Monaco (principauté de Monaco), 19 mars 1768 – Paris, 28 juillet 1845

Surnommé le Canova français, François Joseph Bosio est l’un des représentants les plus doués et les plus personnels de l’esthétique néoclassique. 

 Nommé premier sculpteur du roi en 1821, il connaît dès l’Empire un succès qui ne se démentira pas. Promu officier de la Légion d’honneur par Napoléon, Louis XVIII l’élève au rang de chevalier de l’ordre royal de Saint-Michel en 1821. Charles X, dont il fait le buste, lui confère le titre de baron. Membre de l’Institut en 1816, il est nommé l’année suivante professeur à l’École des beaux-arts où il forme entre autres Antoine Barye. Remarqué par le prince de Monaco Honoré III qui l’emmène à Paris, il entre dans l’atelier du sculpteur Pajou, puis part en Italie étudier l’Antiquité. Au cours d’un séjour de dix-sept ans qui lui aurait fait rencontrer Canova, il réalise un grand nombre de travaux pour des églises.
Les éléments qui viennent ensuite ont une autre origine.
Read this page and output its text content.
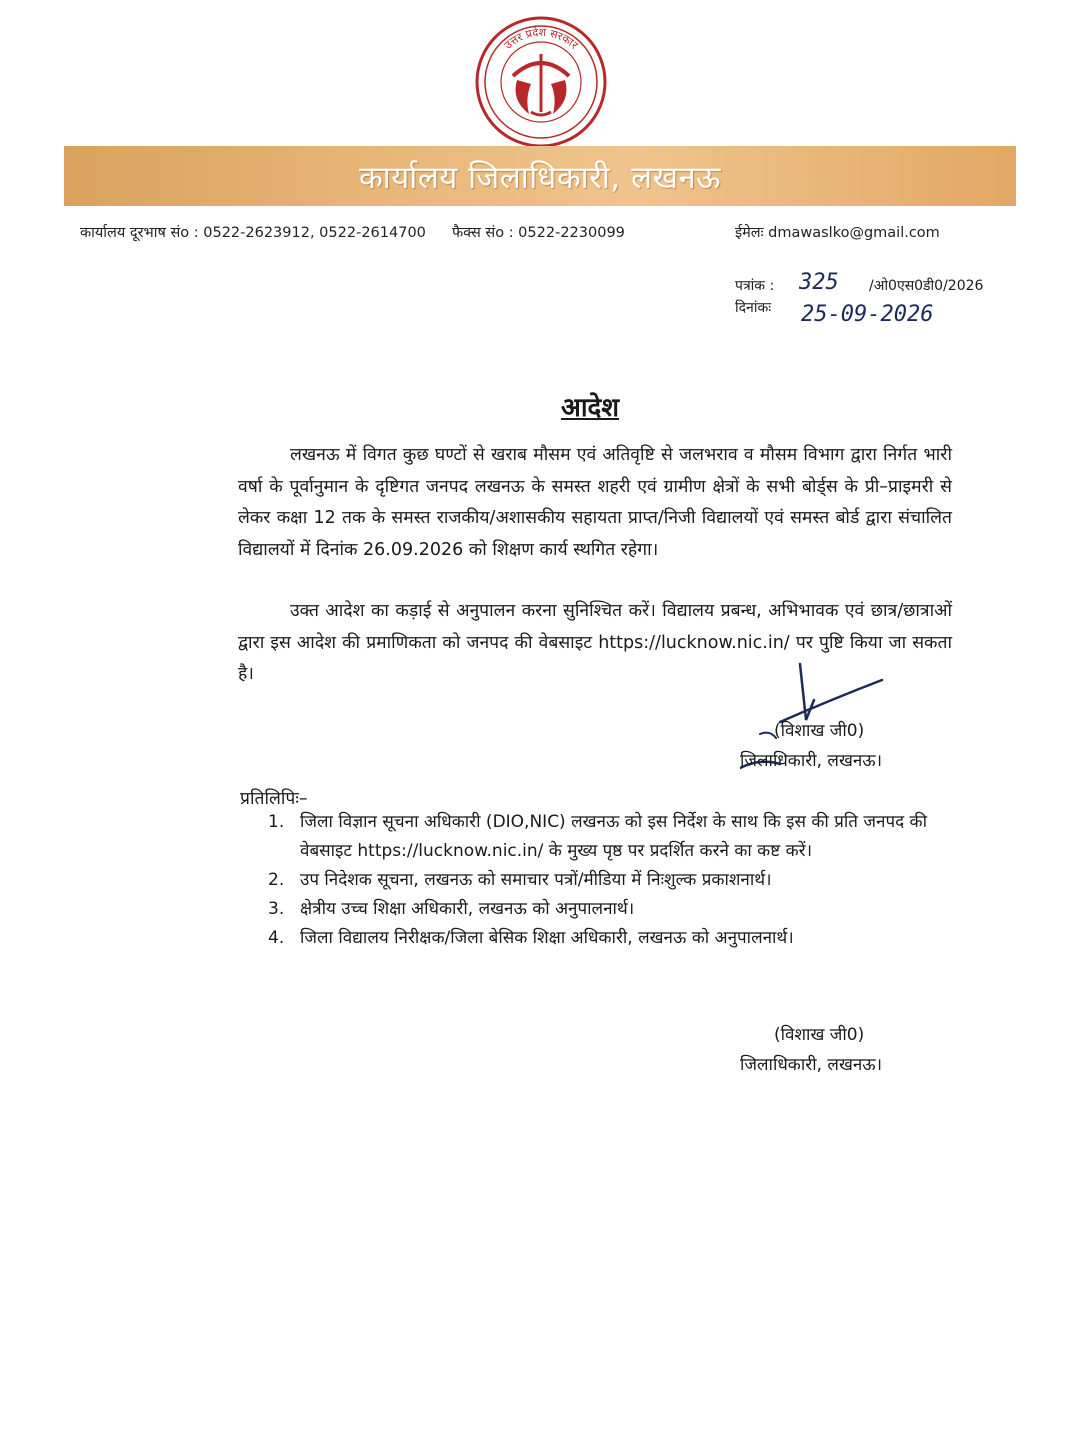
उत्तर प्रदेश सरकार
कार्यालय जिलाधिकारी, लखनऊ
कार्यालय दूरभाष संo : 0522-2623912, 0522-2614700 फैक्स संo : 0522-2230099	ईमेलः dmawaslko@gmail.com
पत्रांक : 325 /ओ0एस0डी0/2026
दिनांकः 25-09-2026
आदेश
लखनऊ में विगत कुछ घण्टों से खराब मौसम एवं अतिवृष्टि से जलभराव व मौसम विभाग द्वारा निर्गत भारी वर्षा के पूर्वानुमान के दृष्टिगत जनपद लखनऊ के समस्त शहरी एवं ग्रामीण क्षेत्रों के सभी बोर्ड्स के प्री–प्राइमरी से लेकर कक्षा 12 तक के समस्त राजकीय/अशासकीय सहायता प्राप्त/निजी विद्यालयों एवं समस्त बोर्ड द्वारा संचालित विद्यालयों में दिनांक 26.09.2026 को शिक्षण कार्य स्थगित रहेगा।
उक्त आदेश का कड़ाई से अनुपालन करना सुनिश्चित करें। विद्यालय प्रबन्ध, अभिभावक एवं छात्र/छात्राओं द्वारा इस आदेश की प्रमाणिकता को जनपद की वेबसाइट https://lucknow.nic.in/ पर पुष्टि किया जा सकता है।
(विशाख जी0)
जिलाधिकारी, लखनऊ।
प्रतिलिपिः–
1. जिला विज्ञान सूचना अधिकारी (DIO,NIC) लखनऊ को इस निर्देश के साथ कि इस की प्रति जनपद की वेबसाइट https://lucknow.nic.in/ के मुख्य पृष्ठ पर प्रदर्शित करने का कष्ट करें।
2. उप निदेशक सूचना, लखनऊ को समाचार पत्रों/मीडिया में निःशुल्क प्रकाशनार्थ।
3. क्षेत्रीय उच्च शिक्षा अधिकारी, लखनऊ को अनुपालनार्थ।
4. जिला विद्यालय निरीक्षक/जिला बेसिक शिक्षा अधिकारी, लखनऊ को अनुपालनार्थ।
(विशाख जी0)
जिलाधिकारी, लखनऊ।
Rentré à Paris fin 1807, il rencontre Vivant Denon, directeur du musée Napoléon, qui lui commande vingt bas reliefs pour la colonne de la place Vendôme. Il inaugure une carrière de portraitiste officiel avec les bustes de l’impératrice Joséphine et de Napoléon, exposés au Salon de 1810. Sous la Restauration, son style souple, discrètement flatteur, caractérise le buste de la duchesse d’Angoulême, puis, sous la monarchie de Juillet, la statue en pied de la reine Marie-Amélie (musée de Versailles). Avec la statue d’Henri IV enfant réalisée à la demande du ministre de l’Intérieur pour la ville de Pau, il se rallie momentanément au style troubadour. Le plâtre, exposé au Salon de 1822, connaît un triomphe et est copié des centaines de fois, en marbre et en bronze, dans des formats différents. Louis XVIII lui passe commande pour sa chambre aux Tuileries d’un exemplaire en argent massif (Louvre).Ses commandes officielles expriment le « grand genre » comme en témoignent la statue équestre de Louis XIV érigée sur la place des Victoires (1824), l’Apothéose de Louis XVI pour la chapelle expiatoire de Paris (1816-1835) ou encore le quadrige en bronze, La Paix conduite sur un char de triomphe, pour l’arc de triomphe du Carrousel. Avec son goût pour l’antique, clairement décliné dans Aristée (1817), Bosio réinterprète le néoclassicisme avec le modelé pur et la grâce précieuse d’Hyacinthe (1817) et la sensualité convenue de La Nymphe Salmacis (1826).